Building a new community psychology of mental health: Spaces, places, people and activities – Carl Walker, Angie Hart, Paul Hanna
This book provides a much-needed account of informal community-based approaches to working with mental distress. We start from the premise that contemporary mainstream psychiatry and psychology struggle to capture how distress results from complex embodied arrays of social experiences that are embedded within specific historical, cultural, political and economic settings. We challenge mainstream understandings of mental health that position a naive public in need of mental health literacy. Instead we explain that it is clear that a considerable amount of invaluable mental distress work is undertaken in spaces in our communities that are not understood as mental health treatments.
This book represents one of the first attempts to position these kinds of spaces at the centre of how we understand and address problems of mental distress and suffering. The chapters draw on case studies from the UK and abroad to point toward an exciting new paradigm based on informal community and socially oriented approaches to mental health.

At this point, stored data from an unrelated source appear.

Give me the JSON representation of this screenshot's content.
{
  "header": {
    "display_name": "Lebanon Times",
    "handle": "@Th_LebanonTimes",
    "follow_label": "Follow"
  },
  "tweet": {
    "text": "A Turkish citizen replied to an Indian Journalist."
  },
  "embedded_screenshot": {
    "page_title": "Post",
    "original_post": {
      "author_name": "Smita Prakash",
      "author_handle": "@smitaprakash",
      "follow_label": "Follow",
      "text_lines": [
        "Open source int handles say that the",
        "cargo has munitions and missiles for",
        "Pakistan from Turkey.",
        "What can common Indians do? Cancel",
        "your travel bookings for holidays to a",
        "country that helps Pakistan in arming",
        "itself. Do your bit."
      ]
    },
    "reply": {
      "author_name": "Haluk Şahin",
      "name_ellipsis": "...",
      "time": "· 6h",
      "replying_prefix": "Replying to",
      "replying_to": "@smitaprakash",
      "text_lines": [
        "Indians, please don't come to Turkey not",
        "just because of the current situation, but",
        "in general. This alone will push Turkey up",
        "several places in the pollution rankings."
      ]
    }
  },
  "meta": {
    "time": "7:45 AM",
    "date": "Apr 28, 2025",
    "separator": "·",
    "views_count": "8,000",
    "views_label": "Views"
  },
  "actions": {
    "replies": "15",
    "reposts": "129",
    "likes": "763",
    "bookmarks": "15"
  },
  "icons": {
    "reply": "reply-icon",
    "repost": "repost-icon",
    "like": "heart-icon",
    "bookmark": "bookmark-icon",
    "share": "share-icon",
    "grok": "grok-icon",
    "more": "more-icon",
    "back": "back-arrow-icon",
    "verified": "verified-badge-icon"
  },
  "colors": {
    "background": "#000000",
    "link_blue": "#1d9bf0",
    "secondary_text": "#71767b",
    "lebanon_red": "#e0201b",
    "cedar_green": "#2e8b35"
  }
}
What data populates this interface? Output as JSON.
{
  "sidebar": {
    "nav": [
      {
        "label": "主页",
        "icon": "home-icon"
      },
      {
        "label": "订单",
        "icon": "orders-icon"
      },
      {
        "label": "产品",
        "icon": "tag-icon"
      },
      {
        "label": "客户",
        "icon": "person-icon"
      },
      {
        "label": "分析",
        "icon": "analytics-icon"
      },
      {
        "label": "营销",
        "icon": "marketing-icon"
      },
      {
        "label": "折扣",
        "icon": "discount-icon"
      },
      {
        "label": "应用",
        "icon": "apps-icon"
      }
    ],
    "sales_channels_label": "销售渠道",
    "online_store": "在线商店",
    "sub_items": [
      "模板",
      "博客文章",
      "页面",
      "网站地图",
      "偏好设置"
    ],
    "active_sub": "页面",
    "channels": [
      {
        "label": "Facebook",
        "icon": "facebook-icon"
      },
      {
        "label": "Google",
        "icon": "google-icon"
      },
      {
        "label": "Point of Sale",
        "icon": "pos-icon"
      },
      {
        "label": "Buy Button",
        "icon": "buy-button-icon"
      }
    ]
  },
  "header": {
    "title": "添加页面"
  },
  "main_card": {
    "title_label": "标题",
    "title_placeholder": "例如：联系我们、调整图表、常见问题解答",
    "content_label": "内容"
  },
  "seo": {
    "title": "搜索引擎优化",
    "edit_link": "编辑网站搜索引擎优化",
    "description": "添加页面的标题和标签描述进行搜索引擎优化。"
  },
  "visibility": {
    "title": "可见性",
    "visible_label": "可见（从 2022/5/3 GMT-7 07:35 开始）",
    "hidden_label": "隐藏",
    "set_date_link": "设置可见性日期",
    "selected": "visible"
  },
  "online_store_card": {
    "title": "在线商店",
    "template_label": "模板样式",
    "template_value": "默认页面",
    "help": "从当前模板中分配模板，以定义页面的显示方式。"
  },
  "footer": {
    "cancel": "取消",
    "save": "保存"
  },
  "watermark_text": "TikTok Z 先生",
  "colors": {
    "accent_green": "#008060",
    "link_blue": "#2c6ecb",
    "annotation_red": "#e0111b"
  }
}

“In this book, Walker, Hart and Hanna present a refreshing critique of conventional responses to mental distress and argue for a radical shift. Through their examination of six diverse community based interventions they point to ways that community and social based approaches break through the dominant technologies of the biomedical approach by providing safe, compassionate, supportive, ‘helpful’ spaces that enable participants to redefine themselves outside of the boundaries of psy Institutions and celebrate their collective resilience. What is demonstrated in the case studies is how participants are resisting and overcoming oppression at the relational level and achieving well-being through these projects, and that alternative therapeutic relationships can be fostered where solidarity is the technology of change. This is valuable reading for students and an excellent resource for community based professionals.” – Liz Cunningham, President, European Community Psychology Association
“Using a beguiling combination of good humour and serious analysis, the authors make the case firmly for the value of informal community-based practice of mental health care. This is a rich and compelling text which will be of enormous interest to academics, practitioners and service-users alike.” – Steven Brown, Professor, School of Business, University of Leicester, UK
Walker, C., Hart, A., & Hanna, P. (2017). Building a new community psychology of mental health: Spaces, places, people and activities. Basingstoke: Palgrave Macmillan.